If Chicago was a spoke it would need a mapping to the hub - and that is not in the output - ie "ip nhrp map" command with relevant tunnel and WAN ip addresses ip addresses for the hub.
The hub over its tunnel1 interface learns the routes from LA - it wants to advertise the LA routes to New York - but those advertisements would be back out Tunnel1 - split horizon will not allow this. Split horizon does not allow advertising routes back out the interface a router received them on.
So the fix is to disable split horizon - a valid fix in certain scenarios.
Note this is a phase 2 DMVPN solution
In Phase 2, the Hub is still the “hub” for the control plane. All routes are learned through the hub. Spokes cannot exchange routes with each other directly.
A phase 3 DMVPN solution does not have this split horizon issue.
We need to disable split-horizon on DMVPN hubs.
Split-horizon is a loop-prevention mechanism in EIGRP that works by not allowing a route to be advertised out from the same interface it was learned on. The problem is that in a DMVPN setup, the hub will need to learn and send out routes from the same tunnel interface. So we have to disable it.
As Surfside92 is saying Chicago is the HUB spoke, cause of the split horizon rule of eigrp you cannot advertise a prefix that you received in the same interface, so for disabling that we need to disable the split horizon rule
Suggested Answer A is correct.
@Surfside92: Hi I checked DMVPN-Ph3 topology in gns3, even here "no ip split-horizon eigrp <as>" config is required on the HUB site tunnel interface.
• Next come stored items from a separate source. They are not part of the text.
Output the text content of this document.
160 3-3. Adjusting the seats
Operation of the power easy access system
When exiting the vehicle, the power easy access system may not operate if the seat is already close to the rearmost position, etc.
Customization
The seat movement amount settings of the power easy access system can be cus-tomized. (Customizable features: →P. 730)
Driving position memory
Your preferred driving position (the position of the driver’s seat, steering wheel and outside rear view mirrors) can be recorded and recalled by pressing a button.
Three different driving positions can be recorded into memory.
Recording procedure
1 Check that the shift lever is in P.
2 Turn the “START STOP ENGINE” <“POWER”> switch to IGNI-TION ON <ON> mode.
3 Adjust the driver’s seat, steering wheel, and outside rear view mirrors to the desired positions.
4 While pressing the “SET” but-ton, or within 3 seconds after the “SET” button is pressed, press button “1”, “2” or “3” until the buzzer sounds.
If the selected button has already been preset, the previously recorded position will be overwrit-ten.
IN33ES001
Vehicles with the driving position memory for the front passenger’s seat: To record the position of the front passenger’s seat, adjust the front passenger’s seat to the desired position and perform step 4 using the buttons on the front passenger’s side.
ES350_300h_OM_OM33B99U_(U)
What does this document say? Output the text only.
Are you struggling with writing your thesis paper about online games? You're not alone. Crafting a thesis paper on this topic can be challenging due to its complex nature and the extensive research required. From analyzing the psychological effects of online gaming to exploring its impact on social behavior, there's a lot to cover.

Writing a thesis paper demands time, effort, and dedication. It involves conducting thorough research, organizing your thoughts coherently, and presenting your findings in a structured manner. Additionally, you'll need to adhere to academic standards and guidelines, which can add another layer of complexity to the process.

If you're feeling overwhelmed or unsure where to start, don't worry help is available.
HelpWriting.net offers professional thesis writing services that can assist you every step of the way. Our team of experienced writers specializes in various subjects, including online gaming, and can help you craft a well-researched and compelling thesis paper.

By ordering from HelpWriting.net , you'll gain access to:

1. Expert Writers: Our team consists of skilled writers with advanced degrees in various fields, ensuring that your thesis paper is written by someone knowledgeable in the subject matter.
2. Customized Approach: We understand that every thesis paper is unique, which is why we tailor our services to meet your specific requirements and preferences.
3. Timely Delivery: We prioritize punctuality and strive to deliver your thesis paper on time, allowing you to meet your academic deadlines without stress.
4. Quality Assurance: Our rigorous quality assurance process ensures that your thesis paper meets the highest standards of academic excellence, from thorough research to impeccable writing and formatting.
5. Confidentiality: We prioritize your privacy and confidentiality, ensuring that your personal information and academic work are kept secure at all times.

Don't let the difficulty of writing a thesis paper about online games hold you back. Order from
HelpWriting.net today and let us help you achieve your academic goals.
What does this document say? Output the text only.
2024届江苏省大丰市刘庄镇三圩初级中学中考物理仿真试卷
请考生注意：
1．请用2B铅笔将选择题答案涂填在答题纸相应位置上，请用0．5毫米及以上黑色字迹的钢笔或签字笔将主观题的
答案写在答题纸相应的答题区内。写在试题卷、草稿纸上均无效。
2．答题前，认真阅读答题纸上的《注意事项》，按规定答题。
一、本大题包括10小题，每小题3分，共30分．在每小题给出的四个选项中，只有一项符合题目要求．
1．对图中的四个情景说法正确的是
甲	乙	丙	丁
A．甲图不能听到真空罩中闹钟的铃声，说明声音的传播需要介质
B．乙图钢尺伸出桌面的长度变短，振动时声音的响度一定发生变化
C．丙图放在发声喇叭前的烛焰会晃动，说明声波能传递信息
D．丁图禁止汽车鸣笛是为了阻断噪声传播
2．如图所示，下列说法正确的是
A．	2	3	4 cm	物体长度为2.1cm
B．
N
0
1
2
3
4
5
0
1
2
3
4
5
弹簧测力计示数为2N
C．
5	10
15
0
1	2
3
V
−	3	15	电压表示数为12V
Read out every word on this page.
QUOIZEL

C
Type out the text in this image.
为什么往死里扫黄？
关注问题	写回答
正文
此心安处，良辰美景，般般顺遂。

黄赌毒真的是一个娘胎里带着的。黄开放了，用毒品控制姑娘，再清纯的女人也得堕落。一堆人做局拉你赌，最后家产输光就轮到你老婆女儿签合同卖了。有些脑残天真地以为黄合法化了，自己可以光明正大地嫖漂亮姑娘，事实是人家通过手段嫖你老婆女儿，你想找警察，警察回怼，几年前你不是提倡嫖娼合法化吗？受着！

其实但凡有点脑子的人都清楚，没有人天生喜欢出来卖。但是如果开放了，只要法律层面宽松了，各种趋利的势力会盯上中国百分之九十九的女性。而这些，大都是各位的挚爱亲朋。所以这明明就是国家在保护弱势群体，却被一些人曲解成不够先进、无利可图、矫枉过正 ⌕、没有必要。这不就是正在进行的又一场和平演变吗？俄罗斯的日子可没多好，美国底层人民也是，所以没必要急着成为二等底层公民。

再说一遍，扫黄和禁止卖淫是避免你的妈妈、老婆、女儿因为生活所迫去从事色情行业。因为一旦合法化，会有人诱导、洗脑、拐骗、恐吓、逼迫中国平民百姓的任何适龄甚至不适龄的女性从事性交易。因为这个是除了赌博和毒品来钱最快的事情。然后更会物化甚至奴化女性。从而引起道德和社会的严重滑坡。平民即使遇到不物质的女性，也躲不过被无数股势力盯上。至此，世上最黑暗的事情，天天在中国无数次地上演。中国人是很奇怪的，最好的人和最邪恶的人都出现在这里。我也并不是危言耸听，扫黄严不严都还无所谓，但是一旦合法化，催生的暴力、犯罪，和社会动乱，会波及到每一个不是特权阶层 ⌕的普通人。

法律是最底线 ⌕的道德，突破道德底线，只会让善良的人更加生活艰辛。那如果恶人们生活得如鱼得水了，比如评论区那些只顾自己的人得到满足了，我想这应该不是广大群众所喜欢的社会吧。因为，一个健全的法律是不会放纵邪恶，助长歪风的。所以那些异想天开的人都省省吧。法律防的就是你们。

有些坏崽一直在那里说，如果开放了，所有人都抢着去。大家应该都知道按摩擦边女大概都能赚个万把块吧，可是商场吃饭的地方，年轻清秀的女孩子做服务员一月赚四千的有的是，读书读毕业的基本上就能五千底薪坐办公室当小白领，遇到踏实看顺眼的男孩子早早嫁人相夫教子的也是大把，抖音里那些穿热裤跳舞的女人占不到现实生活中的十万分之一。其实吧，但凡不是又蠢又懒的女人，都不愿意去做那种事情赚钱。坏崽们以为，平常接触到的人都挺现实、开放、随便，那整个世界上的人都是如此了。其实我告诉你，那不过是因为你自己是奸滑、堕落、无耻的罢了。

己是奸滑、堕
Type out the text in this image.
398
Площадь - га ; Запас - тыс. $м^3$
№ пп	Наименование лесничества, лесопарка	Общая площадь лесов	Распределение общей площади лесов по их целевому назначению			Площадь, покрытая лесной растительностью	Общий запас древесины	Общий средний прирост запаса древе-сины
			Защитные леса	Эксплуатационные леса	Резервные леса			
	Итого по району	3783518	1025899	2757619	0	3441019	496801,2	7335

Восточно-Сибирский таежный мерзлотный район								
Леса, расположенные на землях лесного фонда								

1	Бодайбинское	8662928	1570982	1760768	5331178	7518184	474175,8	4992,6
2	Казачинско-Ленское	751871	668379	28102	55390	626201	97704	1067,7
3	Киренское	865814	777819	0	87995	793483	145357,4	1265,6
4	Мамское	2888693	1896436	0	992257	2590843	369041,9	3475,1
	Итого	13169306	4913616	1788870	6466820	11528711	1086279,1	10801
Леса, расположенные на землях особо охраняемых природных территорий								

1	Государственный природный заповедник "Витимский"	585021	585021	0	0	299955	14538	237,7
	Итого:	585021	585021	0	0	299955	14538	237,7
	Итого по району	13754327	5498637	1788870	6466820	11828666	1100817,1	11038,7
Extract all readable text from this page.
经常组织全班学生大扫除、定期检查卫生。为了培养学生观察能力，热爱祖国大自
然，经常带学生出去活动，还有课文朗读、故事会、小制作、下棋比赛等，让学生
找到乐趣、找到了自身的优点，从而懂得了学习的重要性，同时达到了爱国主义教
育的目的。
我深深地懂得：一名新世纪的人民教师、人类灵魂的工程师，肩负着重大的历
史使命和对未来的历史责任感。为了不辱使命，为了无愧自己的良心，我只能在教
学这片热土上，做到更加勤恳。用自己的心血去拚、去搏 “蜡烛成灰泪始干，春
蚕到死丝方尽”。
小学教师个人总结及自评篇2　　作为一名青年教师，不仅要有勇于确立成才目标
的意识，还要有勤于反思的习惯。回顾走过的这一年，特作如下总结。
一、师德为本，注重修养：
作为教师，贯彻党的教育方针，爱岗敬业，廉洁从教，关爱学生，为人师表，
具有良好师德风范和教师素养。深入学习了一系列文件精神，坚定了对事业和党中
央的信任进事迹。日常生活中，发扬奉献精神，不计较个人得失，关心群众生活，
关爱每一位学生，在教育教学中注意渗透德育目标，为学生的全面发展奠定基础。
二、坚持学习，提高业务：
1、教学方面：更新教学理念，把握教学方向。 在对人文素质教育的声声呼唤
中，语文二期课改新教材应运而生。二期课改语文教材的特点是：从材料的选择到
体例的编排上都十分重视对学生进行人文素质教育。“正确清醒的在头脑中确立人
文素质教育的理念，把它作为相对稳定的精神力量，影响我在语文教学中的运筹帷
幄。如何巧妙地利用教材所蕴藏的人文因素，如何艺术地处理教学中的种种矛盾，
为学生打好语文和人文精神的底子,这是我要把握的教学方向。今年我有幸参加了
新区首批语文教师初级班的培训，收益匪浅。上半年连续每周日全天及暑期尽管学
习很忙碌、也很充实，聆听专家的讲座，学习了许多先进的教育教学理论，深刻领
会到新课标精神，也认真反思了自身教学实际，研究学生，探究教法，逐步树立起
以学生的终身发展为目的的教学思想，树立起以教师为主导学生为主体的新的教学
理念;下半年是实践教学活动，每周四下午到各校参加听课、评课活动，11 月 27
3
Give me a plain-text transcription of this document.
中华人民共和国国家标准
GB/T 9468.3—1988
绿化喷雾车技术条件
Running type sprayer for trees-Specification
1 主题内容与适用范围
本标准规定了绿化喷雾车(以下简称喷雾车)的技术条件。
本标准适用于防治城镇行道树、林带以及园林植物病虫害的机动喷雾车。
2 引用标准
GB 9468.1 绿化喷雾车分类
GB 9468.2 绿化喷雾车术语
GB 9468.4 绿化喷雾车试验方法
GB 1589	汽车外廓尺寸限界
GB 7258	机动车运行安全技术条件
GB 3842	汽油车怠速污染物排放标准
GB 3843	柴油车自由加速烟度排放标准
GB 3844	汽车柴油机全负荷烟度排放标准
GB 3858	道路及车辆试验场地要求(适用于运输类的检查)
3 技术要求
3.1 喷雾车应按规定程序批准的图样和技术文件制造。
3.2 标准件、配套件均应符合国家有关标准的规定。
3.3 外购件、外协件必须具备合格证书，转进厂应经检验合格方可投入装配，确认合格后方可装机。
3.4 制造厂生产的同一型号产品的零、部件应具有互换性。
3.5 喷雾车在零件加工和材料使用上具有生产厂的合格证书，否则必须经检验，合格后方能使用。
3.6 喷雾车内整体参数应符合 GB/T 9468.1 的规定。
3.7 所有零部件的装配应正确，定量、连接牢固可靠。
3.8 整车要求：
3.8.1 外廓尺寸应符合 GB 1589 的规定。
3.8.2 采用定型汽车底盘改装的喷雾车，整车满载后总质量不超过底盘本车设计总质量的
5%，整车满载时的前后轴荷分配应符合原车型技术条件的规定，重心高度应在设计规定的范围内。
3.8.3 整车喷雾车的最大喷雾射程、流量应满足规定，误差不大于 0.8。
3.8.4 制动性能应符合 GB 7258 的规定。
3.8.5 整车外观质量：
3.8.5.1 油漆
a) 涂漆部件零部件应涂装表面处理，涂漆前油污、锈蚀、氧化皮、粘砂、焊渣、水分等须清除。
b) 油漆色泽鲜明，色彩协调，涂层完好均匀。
n this topology, Chicago router (Hub) will receive advertisements from Los Angeles (Spoke1) router on
its tunnel interface. The problem here is that it also has a connection with New York (Spoke2) on that
same tunnel interface. If we don’t disable EIGRP split-horizon, then the Hub will not relay routes from
Spoke1 to Spoke2 and the other way around. That is because it received those routes on interface
Tunnel1 and therefore it cannot advertise back out that same interface (splithorizon rule). Therefore we
must disable split-horizon on the Hub router to make sure the Spokes know about each other.